Definite growth path
The electronic media, including television and radio, by comparison, reflected a definite growth path. The medium accounted for 36.6% of all above-the-line advertising in the first five months of this year; 33.6% in 2007; 33.3% in 2006 and 30.4% in 2005.
Magazines, as a advertising platform, have marginally lost ground in the past three years to stand at 17.4% of total advertising for the first five months. This was a substantial drop from its high of 24.7% market share in 2005.
While not the first South African real estate group to focus on television promotion, Adams believed that RE/MAX had highlighted the importance of the electronic medium through its apparent successful extended television advertising campaign, anchored around outstanding performances in various events and tournaments, which had won both the attention of the consumer and estate agent in being attracted to the brand.
Adams said that RE/MAX's support of the Super 14 competition had proved to be a particularly strong platform achieving high reach and penetration across various audiences, testament to the strength rugby currently offers brand advertising, particularly within the pay television market.

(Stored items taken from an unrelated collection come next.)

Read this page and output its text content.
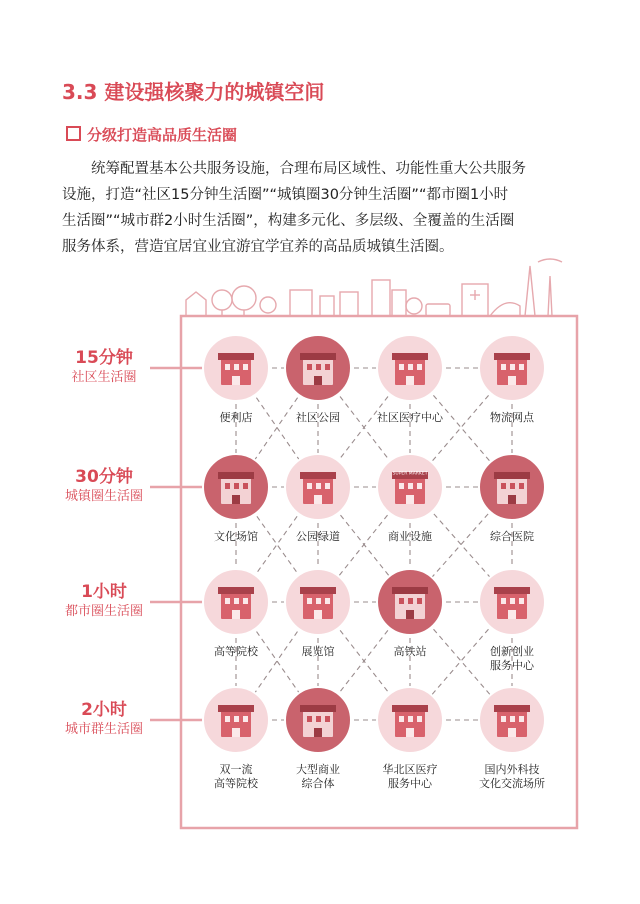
3.3 建设强核聚力的城镇空间
分级打造高品质生活圈
统筹配置基本公共服务设施，合理布局区域性、功能性重大公共服务
设施，打造“社区15分钟生活圈”“城镇圈30分钟生活圈”“都市圈1小时
生活圈”“城市群2小时生活圈”，构建多元化、多层级、全覆盖的生活圈
服务体系，营造宜居宜业宜游宜学宜养的高品质城镇生活圈。
SUPER MARKET
15分钟
社区生活圈
30分钟
城镇圈生活圈
1小时
都市圈生活圈
2小时
城市群生活圈
便利店	社区公园	社区医疗中心	物流网点
文化场馆	公园绿道	商业设施	综合医院
高等院校	展览馆	高铁站	创新创业
服务中心
双一流
高等院校
大型商业
综合体
华北区医疗
服务中心
国内外科技
文化交流场所
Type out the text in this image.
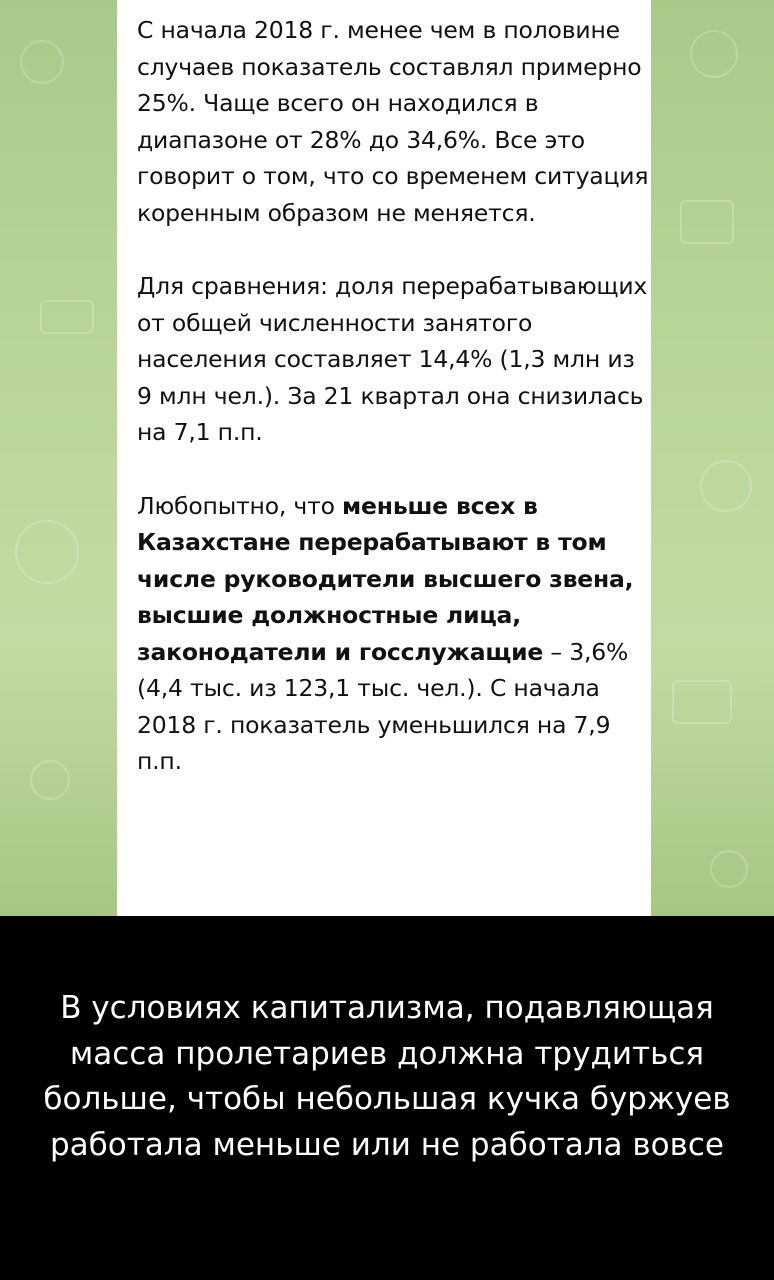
С начала 2018 г. менее чем в половине случаев показатель составлял примерно 25%. Чаще всего он находился в диапазоне от 28% до 34,6%. Все это говорит о том, что со временем ситуация коренным образом не меняется.

Для сравнения: доля перерабатывающих от общей численности занятого населения составляет 14,4% (1,3 млн из 9 млн чел.). За 21 квартал она снизилась на 7,1 п.п.

Любопытно, что меньше всех в Казахстане перерабатывают в том числе руководители высшего звена, высшие должностные лица, законодатели и госслужащие – 3,6% (4,4 тыс. из 123,1 тыс. чел.). С начала 2018 г. показатель уменьшился на 7,9 п.п.

В условиях капитализма, подавляющая масса пролетариев должна трудиться больше, чтобы небольшая кучка буржуев работала меньше или не работала вовсе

RE/MAX was also the biggest spender in above-the-line advertising for the first five months of this year, accounting for 33.1% of all real estate advertising, followed by Pam Golding Properties (22.6%), Wakefields (19.3%), Seeff (10.5%), Jawitz (6.2%), Chas Everitt International (3%), Aida (2.2%), Homenet (1.6%) and Rawson Properties (1.2%). Apart from RE/MAX and Wakefields, which both increased their adspend profile - Wakefields by more than double - the adspend by the other groups in the first five months of this year reflected a decline.